As a sysadmin I really wish you had. SO MANY problems have come to my desk because some dude 3 years ago did not consider retention or rotation and now I have to figure out what to do with a 4TB .txt that is apparently important.
"You never know when you might need this info to debug" The developer says as their cronjob creates a 250MB csv file, and a few MB of debug logs per day, for the past few years. "Disk is cheap" they say.
Often a considerable portion of those logs are useless, trace level misclassified as info, kept for years for no reason.
You should keep a minimal set of logs necessary for audit, logs for errors which are actually errors, and logs for things which happen unexpectedly.
What people do keep are logs for everything which happens, almost all of which is never a surprise.
One needs to go through logs periodically and purge the logging code for every kind of message which doesn’t spark joy, I mean seem like it would ever be useful to know.
sure, in a world where machine learning doesnt exist i would agree with you. for low level logs of things like "memory low, spawning a new container" i would also agree with you. not for user actions though (which is the topic closest to whats under discussion given what sort of data these regulations cover)
Have you come up with a process, or an idea for a process to ensure this doesn't happen?
For instance when they create a provisioning request, are you able to set an extremely low threshold? When they say that won't do, the cost increases and their able to see/understand and start to care about the actual lifecycles of what they're creating?
Surely there is a way to project and monitor the cost of their resources over time, and deliver them an invoice on a regular basis? In other words something like a cost attribution model? That way when the bills start to increase dramatically overtime, pinpointing the heavy hitters becomes trivial, and when they come knocking on your door to "do something about it" you can just say "go talk to Bob".

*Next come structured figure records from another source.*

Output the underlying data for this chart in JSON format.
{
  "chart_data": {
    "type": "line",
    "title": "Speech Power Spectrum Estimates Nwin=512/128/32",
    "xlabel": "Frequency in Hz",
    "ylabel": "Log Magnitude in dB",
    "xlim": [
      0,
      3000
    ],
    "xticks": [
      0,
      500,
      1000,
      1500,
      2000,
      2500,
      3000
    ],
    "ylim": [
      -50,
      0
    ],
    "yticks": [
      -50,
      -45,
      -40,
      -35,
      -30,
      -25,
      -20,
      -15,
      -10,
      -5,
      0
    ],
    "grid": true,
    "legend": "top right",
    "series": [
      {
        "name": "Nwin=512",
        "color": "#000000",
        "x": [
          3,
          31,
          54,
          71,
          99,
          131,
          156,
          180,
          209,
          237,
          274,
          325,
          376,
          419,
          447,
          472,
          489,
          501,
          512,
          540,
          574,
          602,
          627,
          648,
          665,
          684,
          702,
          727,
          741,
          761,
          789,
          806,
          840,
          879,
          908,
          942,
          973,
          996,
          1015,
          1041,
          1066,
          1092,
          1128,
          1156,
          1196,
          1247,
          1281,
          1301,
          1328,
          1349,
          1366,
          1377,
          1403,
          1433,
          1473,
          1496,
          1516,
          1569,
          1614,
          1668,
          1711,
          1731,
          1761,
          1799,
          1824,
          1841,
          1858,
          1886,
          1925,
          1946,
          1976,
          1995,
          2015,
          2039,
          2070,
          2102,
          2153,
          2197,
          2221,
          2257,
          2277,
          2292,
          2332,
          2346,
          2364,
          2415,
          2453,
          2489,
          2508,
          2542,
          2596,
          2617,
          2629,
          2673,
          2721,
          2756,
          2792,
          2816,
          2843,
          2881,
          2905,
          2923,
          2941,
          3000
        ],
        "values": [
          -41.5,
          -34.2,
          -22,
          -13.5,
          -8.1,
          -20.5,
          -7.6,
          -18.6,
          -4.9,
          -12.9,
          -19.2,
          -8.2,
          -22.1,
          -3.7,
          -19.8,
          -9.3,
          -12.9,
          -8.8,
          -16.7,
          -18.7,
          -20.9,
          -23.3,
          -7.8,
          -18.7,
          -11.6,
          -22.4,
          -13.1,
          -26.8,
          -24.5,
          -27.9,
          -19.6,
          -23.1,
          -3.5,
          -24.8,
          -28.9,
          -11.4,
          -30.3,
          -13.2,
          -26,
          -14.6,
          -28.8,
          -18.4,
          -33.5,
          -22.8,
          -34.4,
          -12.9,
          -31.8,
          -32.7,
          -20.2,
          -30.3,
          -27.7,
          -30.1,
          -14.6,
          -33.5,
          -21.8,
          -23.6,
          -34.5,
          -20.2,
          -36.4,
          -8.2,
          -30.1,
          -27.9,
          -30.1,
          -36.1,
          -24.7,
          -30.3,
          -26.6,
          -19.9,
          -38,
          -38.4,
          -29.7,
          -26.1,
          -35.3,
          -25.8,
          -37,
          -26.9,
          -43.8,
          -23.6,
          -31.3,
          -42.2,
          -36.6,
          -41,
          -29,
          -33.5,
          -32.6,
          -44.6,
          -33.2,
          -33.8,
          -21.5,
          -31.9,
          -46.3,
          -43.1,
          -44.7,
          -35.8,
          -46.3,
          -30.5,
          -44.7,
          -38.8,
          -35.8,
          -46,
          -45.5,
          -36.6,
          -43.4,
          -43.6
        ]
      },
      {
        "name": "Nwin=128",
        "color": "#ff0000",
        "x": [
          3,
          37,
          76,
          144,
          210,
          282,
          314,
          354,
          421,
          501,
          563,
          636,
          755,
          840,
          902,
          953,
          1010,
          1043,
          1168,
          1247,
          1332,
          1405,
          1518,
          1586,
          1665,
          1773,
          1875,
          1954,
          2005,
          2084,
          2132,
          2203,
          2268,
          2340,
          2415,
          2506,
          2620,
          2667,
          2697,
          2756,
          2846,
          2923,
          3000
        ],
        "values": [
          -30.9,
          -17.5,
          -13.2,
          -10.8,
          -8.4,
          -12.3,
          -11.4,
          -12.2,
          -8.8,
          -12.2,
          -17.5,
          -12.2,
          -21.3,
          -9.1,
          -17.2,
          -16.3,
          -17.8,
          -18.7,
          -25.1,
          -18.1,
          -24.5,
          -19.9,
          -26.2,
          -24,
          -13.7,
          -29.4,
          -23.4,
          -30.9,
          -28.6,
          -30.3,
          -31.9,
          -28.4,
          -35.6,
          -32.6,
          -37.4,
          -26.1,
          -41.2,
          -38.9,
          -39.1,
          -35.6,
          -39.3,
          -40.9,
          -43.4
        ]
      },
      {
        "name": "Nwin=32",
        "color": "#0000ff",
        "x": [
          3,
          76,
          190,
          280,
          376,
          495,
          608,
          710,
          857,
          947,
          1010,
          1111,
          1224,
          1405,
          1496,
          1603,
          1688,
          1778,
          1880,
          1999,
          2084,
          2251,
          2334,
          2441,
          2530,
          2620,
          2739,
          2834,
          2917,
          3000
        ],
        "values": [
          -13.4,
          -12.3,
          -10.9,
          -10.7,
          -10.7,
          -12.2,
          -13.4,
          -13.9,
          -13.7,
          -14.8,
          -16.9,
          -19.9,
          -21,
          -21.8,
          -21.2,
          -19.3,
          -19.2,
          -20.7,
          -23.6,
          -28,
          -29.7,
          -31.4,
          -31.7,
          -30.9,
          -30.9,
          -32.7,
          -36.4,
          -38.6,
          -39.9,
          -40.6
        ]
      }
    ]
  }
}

I don't mean to sound like I'm trivializing the problem (honestly I can relate as I've gone through it myself), but I'd love to hear how anyone else has dealt with this issue effectively.
It comes down to monitoring, alerting, and followup. In other words, "good ops", which is lacking almost everywhere. Unfortunately that is always a moving target, with added complexity being that we're an external service provider and have limited authority in the client environment. Also, the sorts of companies that outsource their ops will also be willing to change providers multiple times, so it's often like trying to live in a library that has seen many generations of librarians each with their own ideas for how things ought to be organized.
You haven't heard it because it's not spin, it's from an engineer's point of view. That's not the view you hear in the news when it comes to these things.